Sponsors--public and private--of new toll roads face many obstacles. As with roads financed entirely with tax revenues, they must acquire rights of way, often over the objections of property owners, and they must obtain environmental approvals. The risks that those obstacles present may be greater than most investors want to bear, making private financing difficult to get in the initial stages of a highway project. Investors must also assess whether enough motorists will use a toll road to generate an adequate return on investment.

The most promising candidates for toll roads in the near term are new roads or additional lanes on existing roads, especially where those new lanes are separated from the older roadway or otherwise easily distinguished. Those are roads on which motorists have not become accustomed to driving for free. Moreover, because those roads are new, motorists have the alternative of taking the toll-free routes that they used before the new roads were built, thereby diminishing the effects on low-income motorists.

Efforts to build toll roads are affected by past and present federal policies. From 1916 to the late 1980s, because toll roads were considered an impediment to interstate commerce, federal policies discouraged states from building them or imposing tolls on existing roads. As a result, the nation has relatively little experience with toll facilities. But fiscal constraints at all levels of government (and advances in the technology of toll-taking) have generated renewed interest in toll roads and led to more liberal federal policies as a result of the Intermodal Surface Transportation Efficiency Act of 1991 (ISTEA) and the National Highway System Designation Act of 1995 (the NHS act).

The federal government could encourage greater use of financing with toll roads by removing restrictions on the use of federal aid. For example, it could allow states to use as much of their highway aid as they wanted to provide credit enhancements--such as loan guarantees, lines of credit, and interest-rate subsidies--that make bonds for toll projects more attractive to investors. Several states are already taking advantage of provisions of a pilot program authorized by the NHS act to establish state infrastructure banks (SIBs) to help finance transportation projects. Encouraging all states to use some of their grant money to make loans or establish lines of credit for toll (or other revenue-generating) projects could make federal aid go farther in meeting highway needs. The requirement that states provide a matching share to the federal funds could also be waived.

The federal government could also encourage toll roads by increasing restrictions on federal aid. For example, it could prohibit federal aid to build new highway capacity unless those roads or lanes were subject to tolls. Putting new projects to such a market test would help discourage uneconomic spending of public funds.
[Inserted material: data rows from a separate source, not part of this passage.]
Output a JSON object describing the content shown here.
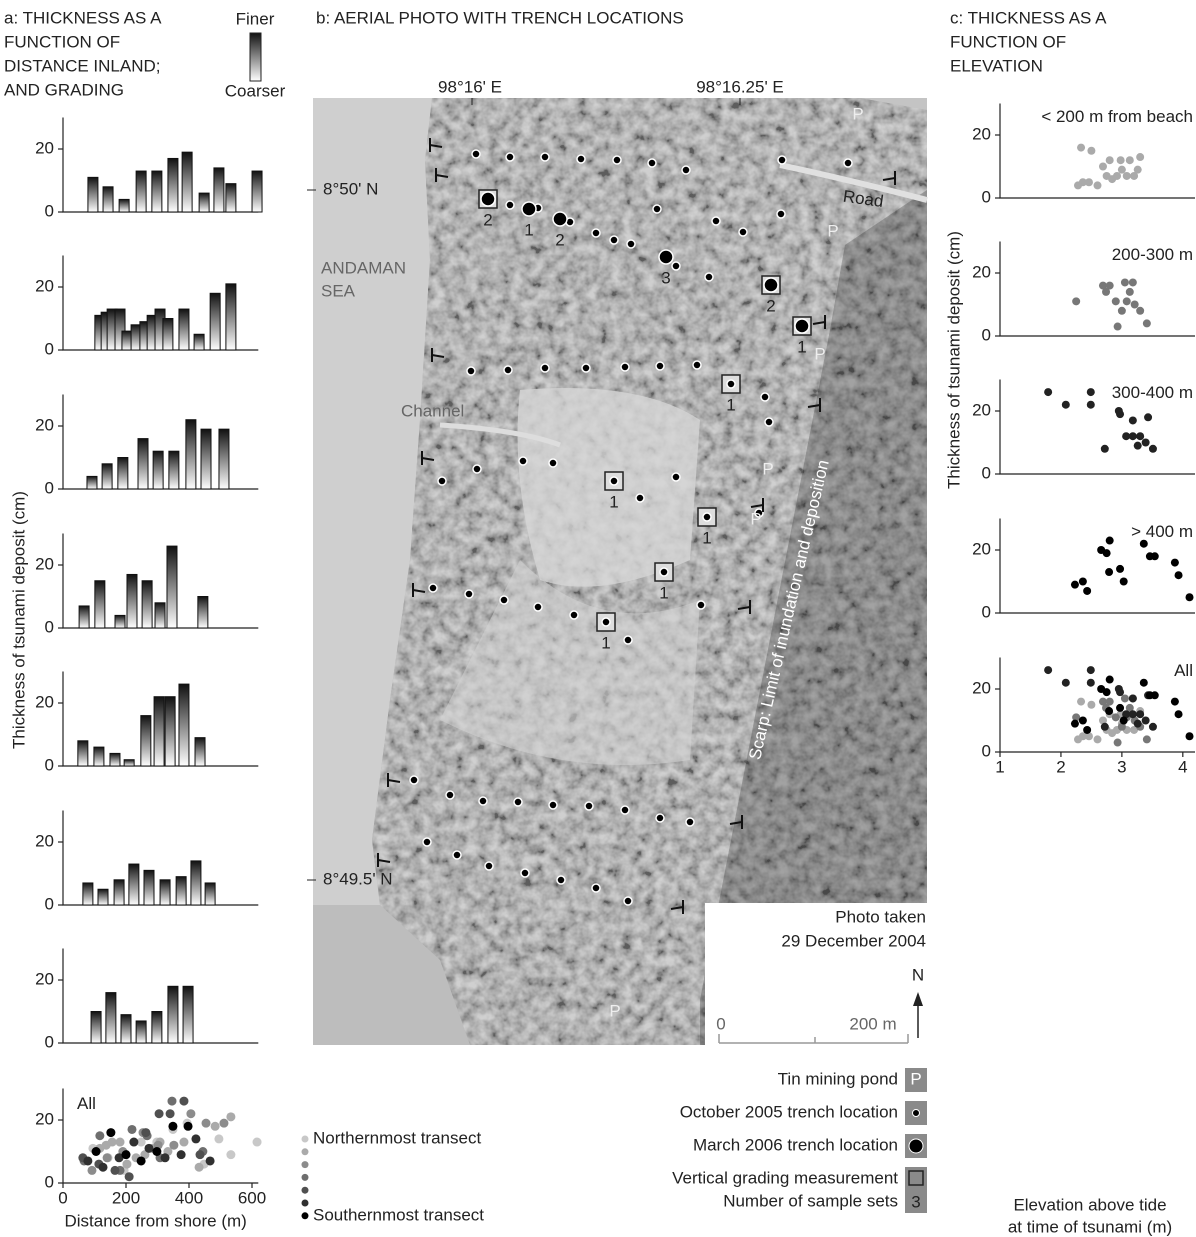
{
  "panel_a": {
    "title": [
      "a: THICKNESS AS A",
      "FUNCTION OF",
      "DISTANCE INLAND;",
      "AND GRADING"
    ],
    "finer": "Finer",
    "coarser": "Coarser",
    "ylabel": "Thickness of tsunami deposit (cm)"
  },
  "panel_b": {
    "title": "b: AERIAL PHOTO WITH TRENCH LOCATIONS",
    "lon_labels": [
      "98°16' E",
      "98°16.25' E"
    ],
    "lat_labels": [
      "8°50' N",
      "8°49.5' N"
    ],
    "sea": [
      "ANDAMAN",
      "SEA"
    ],
    "channel": "Channel",
    "road": "Road",
    "scarp": "Scarp: Limit of inundation and deposition",
    "pond_label": "P",
    "photo_note": [
      "Photo taken",
      "29 December 2004"
    ],
    "north": "N",
    "scale": [
      "0",
      "200 m"
    ],
    "trench_counts": [
      "2",
      "1",
      "2",
      "3",
      "2",
      "1",
      "1",
      "1",
      "1",
      "1",
      "1"
    ],
    "legend": {
      "pond": "Tin mining pond",
      "oct": "October 2005 trench location",
      "mar": "March 2006 trench location",
      "grading": "Vertical grading measurement",
      "sets": "Number of sample sets",
      "sets_example": "3"
    }
  },
  "panel_c": {
    "title": [
      "c: THICKNESS AS A",
      "FUNCTION OF",
      "ELEVATION"
    ],
    "ylabel": "Thickness of tsunami deposit (cm)",
    "xlabel": [
      "Elevation above tide",
      "at time of tsunami (m)"
    ]
  },
  "chart_data": [
    {
      "type": "bar",
      "color": "#c8c8c8",
      "xlim": [
        0,
        620
      ],
      "ylim": [
        0,
        30
      ],
      "yticks": [
        0,
        20
      ],
      "x": [
        95,
        143,
        194,
        248,
        298,
        349,
        394,
        448,
        495,
        533,
        616
      ],
      "values": [
        11,
        8,
        4,
        13,
        13,
        17,
        19,
        6,
        14,
        9,
        13
      ]
    },
    {
      "type": "bar",
      "color": "#aaaaaa",
      "xlim": [
        0,
        620
      ],
      "ylim": [
        0,
        30
      ],
      "yticks": [
        0,
        20
      ],
      "x": [
        117,
        137,
        156,
        181,
        203,
        232,
        260,
        283,
        308,
        333,
        384,
        432,
        483,
        533
      ],
      "values": [
        11,
        12,
        13,
        13,
        6,
        8,
        9,
        11,
        13,
        10,
        13,
        5,
        18,
        21
      ]
    },
    {
      "type": "bar",
      "color": "#8c8c8c",
      "xlim": [
        0,
        620
      ],
      "ylim": [
        0,
        30
      ],
      "yticks": [
        0,
        20
      ],
      "x": [
        92,
        140,
        190,
        254,
        302,
        352,
        406,
        454,
        511
      ],
      "values": [
        4,
        8,
        10,
        16,
        12,
        12,
        22,
        19,
        19
      ]
    },
    {
      "type": "bar",
      "color": "#6e6e6e",
      "xlim": [
        0,
        620
      ],
      "ylim": [
        0,
        30
      ],
      "yticks": [
        0,
        20
      ],
      "x": [
        67,
        117,
        181,
        219,
        267,
        308,
        346,
        444
      ],
      "values": [
        7,
        15,
        4,
        17,
        15,
        8,
        26,
        10
      ]
    },
    {
      "type": "bar",
      "color": "#505050",
      "xlim": [
        0,
        620
      ],
      "ylim": [
        0,
        30
      ],
      "yticks": [
        0,
        20
      ],
      "x": [
        63,
        114,
        165,
        210,
        263,
        305,
        340,
        384,
        435
      ],
      "values": [
        8,
        6,
        4,
        2,
        16,
        22,
        22,
        26,
        9
      ]
    },
    {
      "type": "bar",
      "color": "#303030",
      "xlim": [
        0,
        620
      ],
      "ylim": [
        0,
        30
      ],
      "yticks": [
        0,
        20
      ],
      "x": [
        79,
        127,
        178,
        225,
        273,
        324,
        375,
        422,
        467
      ],
      "values": [
        7,
        5,
        8,
        13,
        11,
        8,
        9,
        14,
        7
      ]
    },
    {
      "type": "bar",
      "color": "#000000",
      "xlim": [
        0,
        620
      ],
      "ylim": [
        0,
        30
      ],
      "yticks": [
        0,
        20
      ],
      "x": [
        105,
        152,
        200,
        248,
        298,
        349,
        397
      ],
      "values": [
        10,
        16,
        9,
        7,
        10,
        18,
        18
      ]
    },
    {
      "type": "scatter",
      "label": "All",
      "xlabel": "Distance from shore (m)",
      "xlim": [
        0,
        620
      ],
      "ylim": [
        0,
        30
      ],
      "xticks": [
        0,
        200,
        400,
        600
      ],
      "yticks": [
        0,
        20
      ],
      "legend": [
        "Northernmost transect",
        null,
        null,
        null,
        null,
        null,
        "Southernmost transect"
      ]
    },
    {
      "type": "scatter",
      "label": "< 200 m from beach",
      "color": "#aaaaaa",
      "xlim": [
        1,
        4.2
      ],
      "ylim": [
        0,
        30
      ],
      "yticks": [
        0,
        20
      ],
      "x": [
        2.33,
        2.5,
        2.36,
        2.28,
        2.46,
        2.6,
        2.69,
        2.8,
        2.75,
        2.92,
        3.0,
        3.08,
        3.2,
        3.3,
        3.13,
        2.98,
        3.26,
        2.84
      ],
      "values": [
        16,
        15,
        5,
        4,
        5,
        4,
        10,
        12,
        7,
        7,
        9,
        7,
        7,
        13,
        12,
        12,
        9,
        6
      ]
    },
    {
      "type": "scatter",
      "label": "200-300 m",
      "color": "#777777",
      "xlim": [
        1,
        4.2
      ],
      "ylim": [
        0,
        30
      ],
      "yticks": [
        0,
        20
      ],
      "x": [
        2.25,
        2.69,
        2.8,
        2.74,
        2.9,
        3.05,
        3.18,
        3.13,
        3.08,
        3.21,
        3.0,
        2.93,
        3.3,
        3.41
      ],
      "values": [
        11,
        16,
        16,
        14,
        11,
        17,
        17,
        14,
        11,
        10,
        8,
        3,
        8,
        4
      ]
    },
    {
      "type": "scatter",
      "label": "300-400 m",
      "color": "#222222",
      "xlim": [
        1,
        4.2
      ],
      "ylim": [
        0,
        30
      ],
      "yticks": [
        0,
        20
      ],
      "x": [
        1.79,
        2.08,
        2.49,
        2.49,
        2.72,
        2.95,
        2.97,
        3.18,
        3.43,
        3.07,
        3.18,
        3.3,
        3.39,
        3.51,
        3.26
      ],
      "values": [
        26,
        22,
        26,
        22,
        8,
        20,
        19,
        17,
        18,
        12,
        12,
        12,
        10,
        8,
        9
      ]
    },
    {
      "type": "scatter",
      "label": "> 400 m",
      "color": "#000000",
      "xlim": [
        1,
        4.2
      ],
      "ylim": [
        0,
        30
      ],
      "yticks": [
        0,
        20
      ],
      "x": [
        2.23,
        2.36,
        2.43,
        2.66,
        2.75,
        2.8,
        2.79,
        2.97,
        3.03,
        3.36,
        3.46,
        3.54,
        3.87,
        3.93,
        4.11
      ],
      "values": [
        9,
        10,
        7,
        20,
        19,
        23,
        13,
        14,
        10,
        22,
        18,
        18,
        16,
        12,
        5
      ]
    },
    {
      "type": "scatter",
      "label": "All",
      "xlim": [
        1,
        4.2
      ],
      "ylim": [
        0,
        30
      ],
      "xticks": [
        1,
        2,
        3,
        4
      ],
      "yticks": [
        0,
        20
      ]
    }
  ]
}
New restrictions, however, run counter to the general trend of reducing federal intervention in state and local matters.

Some of the new toll roads take advantage of indirect federal aid in the form of tax-exempt financing. The federal government could support toll projects by expanding the use of tax-exempt debt, although that measure may reduce efficiency in capital markets and would make balancing the federal budget more difficult. As currently structured, such aid is essentially open-ended from the standpoint of the federal government: as long as a project meets the requirements of the tax code, tax-exempt bonds can be issued, although such financing may be subject to state and local constitutional or statutory limits. In addition to the negative effect on the budget, tax-exempt financing distorts resources in capital markets by favoring public over private investment.